Many will be subjected to disfiguring surgery, long-term chemotherapy and perhaps weeks of radiation treatment. Their physical scars often pale in comparison with damage to self-image and sexuality, coupled with fear of recurrence or a painful death.

My mother learned in 1986 that she had localized breast cancer, a diagnosis that sent my family into a brief tailspin. Happily, she has been disease-free since that time.

Speaking to my mother recently made me understand one of the reasons women so fear dying from breast cancer. It is the timing of the disease, striking in midlife, just as they are starting to reap the benefits of years of hard work.

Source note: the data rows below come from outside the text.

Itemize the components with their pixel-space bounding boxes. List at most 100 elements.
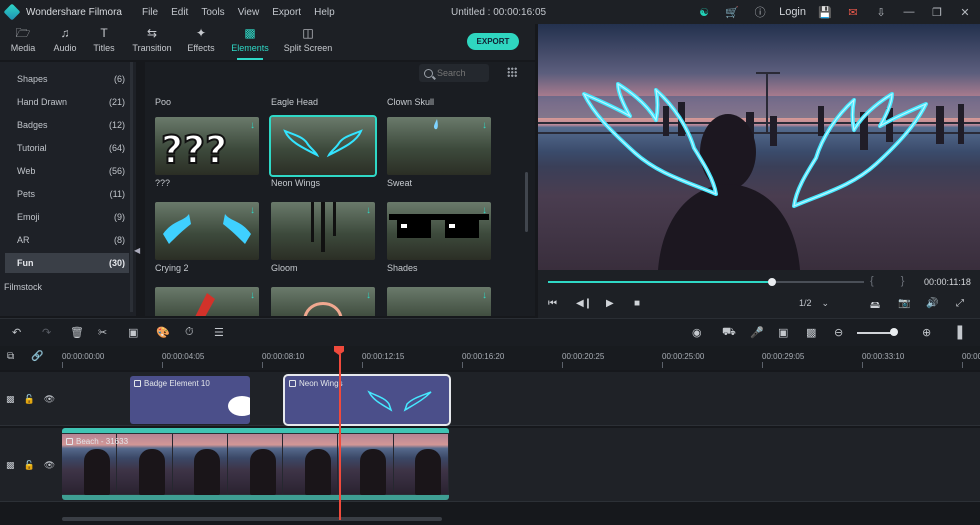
category-web[interactable]: Web (56) [5,161,129,181]
minimize-icon[interactable]: — [900,3,918,21]
save-icon[interactable]: 💾 [816,3,834,21]
zoom-slider[interactable] [857,332,894,334]
playback-controls: { } 00:00:11:18 ⏮ ◀❙ ▶ ■ 1/2 ⌄ 🖴 📷 🔊 ⤢ [538,270,980,318]
neon-wings-clip[interactable]: Neon Wings [283,374,451,426]
category-ar[interactable]: AR (8) [5,230,129,250]
login-link[interactable]: Login [779,6,806,18]
timeline-ruler[interactable]: ⧉ 🔗 00:00:00:00 00:00:04:05 00:00:08:10 … [0,346,980,370]
fullscreen-icon[interactable]: ⤢ [956,298,964,309]
category-name: Pets [17,189,36,199]
cart-icon[interactable]: 🛒 [723,3,741,21]
category-shapes[interactable]: Shapes (6) [5,69,129,89]
menu-tools[interactable]: Tools [201,7,224,18]
tab-elements[interactable]: ▩ Elements [225,26,275,60]
step-back-icon[interactable]: ◀❙ [576,298,592,309]
link-icon[interactable]: 🔗 [31,351,43,362]
track-type-icon: ▩ [6,394,15,404]
color-icon[interactable]: 🎨 [156,326,170,339]
tab-transition[interactable]: ⇆ Transition [127,26,177,53]
monitor-icon[interactable]: 🖴 [870,298,880,315]
restore-icon[interactable]: ❐ [928,3,946,21]
category-emoji[interactable]: Emoji (9) [5,207,129,227]
delete-icon[interactable]: 🗑 [70,326,84,339]
element-tile[interactable]: ↓ Gloom [271,202,375,273]
stop-icon[interactable]: ■ [634,298,640,309]
speed-icon[interactable]: ⏱ [185,326,194,339]
tab-effects[interactable]: ✦ Effects [176,26,226,53]
add-track-icon[interactable]: ⧉ [7,351,14,362]
play-icon[interactable]: ▶ [606,298,614,309]
zoom-out-icon[interactable]: ⊖ [834,326,843,339]
undo-icon[interactable]: ↶ [12,326,21,339]
element-track: ▩ 🔓 👁 Badge Element 10 Neon Wings [0,372,980,426]
download-icon[interactable]: ⇩ [872,3,890,21]
voiceover-icon[interactable]: ▣ [778,326,788,339]
playback-progress[interactable] [548,278,864,286]
menu-view[interactable]: View [238,7,260,18]
ruler-tick: 00:00:37:15 [962,352,980,361]
element-tile[interactable]: ??? ↓ ??? [155,117,259,188]
grid-menu-icon[interactable] [507,67,517,77]
timeline-scrollbar[interactable] [62,517,442,521]
element-tile[interactable]: ↓ Shades [387,202,491,273]
snapshot-icon[interactable]: 📷 [898,298,910,309]
gloom-lines-icon [311,202,336,252]
lock-icon[interactable]: 🔓 [24,394,35,405]
visibility-icon[interactable]: 👁 [44,460,55,471]
filmstock-link[interactable]: Filmstock [4,282,42,292]
render-icon[interactable]: ◉ [692,326,702,339]
playback-ratio[interactable]: 1/2 ⌄ [799,298,829,309]
cut-icon[interactable]: ✂ [98,326,107,339]
pause-bars-icon[interactable]: ❚ [954,323,966,340]
support-icon[interactable]: ☯ [695,3,713,21]
search-input[interactable] [437,68,485,78]
close-icon[interactable]: ✕ [956,3,974,21]
collapse-arrow-icon[interactable]: ◀ [134,246,140,255]
info-icon[interactable]: ⓘ [751,3,769,21]
element-tile[interactable]: ↓ [387,287,491,316]
category-name: AR [17,235,30,245]
badge-clip[interactable]: Badge Element 10 [130,376,250,424]
category-tutorial[interactable]: Tutorial (64) [5,138,129,158]
tab-split-screen[interactable]: ◫ Split Screen [283,26,333,53]
visibility-icon[interactable]: 👁 [44,394,55,405]
prev-frame-icon[interactable]: ⏮ [548,298,557,309]
video-clip[interactable]: Beach - 31633 [62,428,449,500]
mark-in-out[interactable]: { } [870,275,916,287]
zoom-in-icon[interactable]: ⊕ [922,326,931,339]
category-pets[interactable]: Pets (11) [5,184,129,204]
menu-export[interactable]: Export [272,7,301,18]
snapshot-track-icon[interactable]: ▩ [806,326,816,339]
tab-audio-label: Audio [53,43,77,53]
menu-file[interactable]: File [142,7,158,18]
element-tile[interactable]: ↓ Crying 2 [155,202,259,273]
search-box[interactable] [419,64,489,82]
category-scrollbar[interactable] [130,62,133,312]
zoom-slider-knob[interactable] [890,328,898,336]
grid-scrollbar[interactable] [525,172,528,232]
redo-icon[interactable]: ↷ [42,326,51,339]
progress-knob[interactable] [768,278,777,286]
playhead-line[interactable] [339,354,341,520]
adjust-icon[interactable]: ☰ [214,326,224,339]
element-tile[interactable]: ↓ [271,287,375,316]
element-tile[interactable]: ↓ [155,287,259,316]
mic-icon[interactable]: 🎤 [750,326,764,339]
element-tile[interactable]: Neon Wings [269,115,377,188]
category-hand-drawn[interactable]: Hand Drawn (21) [5,92,129,112]
category-badges[interactable]: Badges (12) [5,115,129,135]
crop-icon[interactable]: ▣ [128,326,138,339]
marker-icon[interactable]: ⛟ [722,326,736,340]
tab-titles[interactable]: T Titles [79,26,129,53]
menu-edit[interactable]: Edit [171,7,188,18]
category-fun[interactable]: Fun (30) [5,253,129,273]
download-icon: ↓ [250,290,255,301]
export-button[interactable]: EXPORT [467,33,519,50]
element-tile[interactable]: ↓ Sweat [387,117,491,188]
menu-help[interactable]: Help [314,7,335,18]
download-icon: ↓ [482,205,487,216]
lock-icon[interactable]: 🔓 [24,460,35,471]
mail-icon[interactable]: ✉ [844,3,862,21]
track-header: ▩ 🔓 👁 [0,394,60,405]
volume-icon[interactable]: 🔊 [926,298,938,309]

While the risk of breast cancer is never far from her mind, my mother has no such concern about heart disease because, she believes, it kills older women, and it does so in a relatively ''humane'' fashion.

It comes as a surprise to many women -- and to many of their physicians as well -- that coronary heart disease, not breast cancer, is the No. 1 killer of American women.

Although about 36 percent of American women will die from heart disease, only 4 percent fear it as their leading cause of death, according to a recent Gallup survey. The National Center for Health Statistics reported that 40 percent of women feared dying from breast cancer, even though only 4 percent of them actually do.

More interesting, while heart disease and breast cancer are the leading causes of death in patients over 65, in nearly every age group, more American women die from heart disease than breast cancer.

In all, about 375,000 American women die from heart disease each year, compared with 44,000 who die from breast cancer.

The relative disparity of attention toward women's risk of heart disease extends to the health care system as well. Our paradigms for the diagnosis and management of heart disease have developed around the framework of the male patient.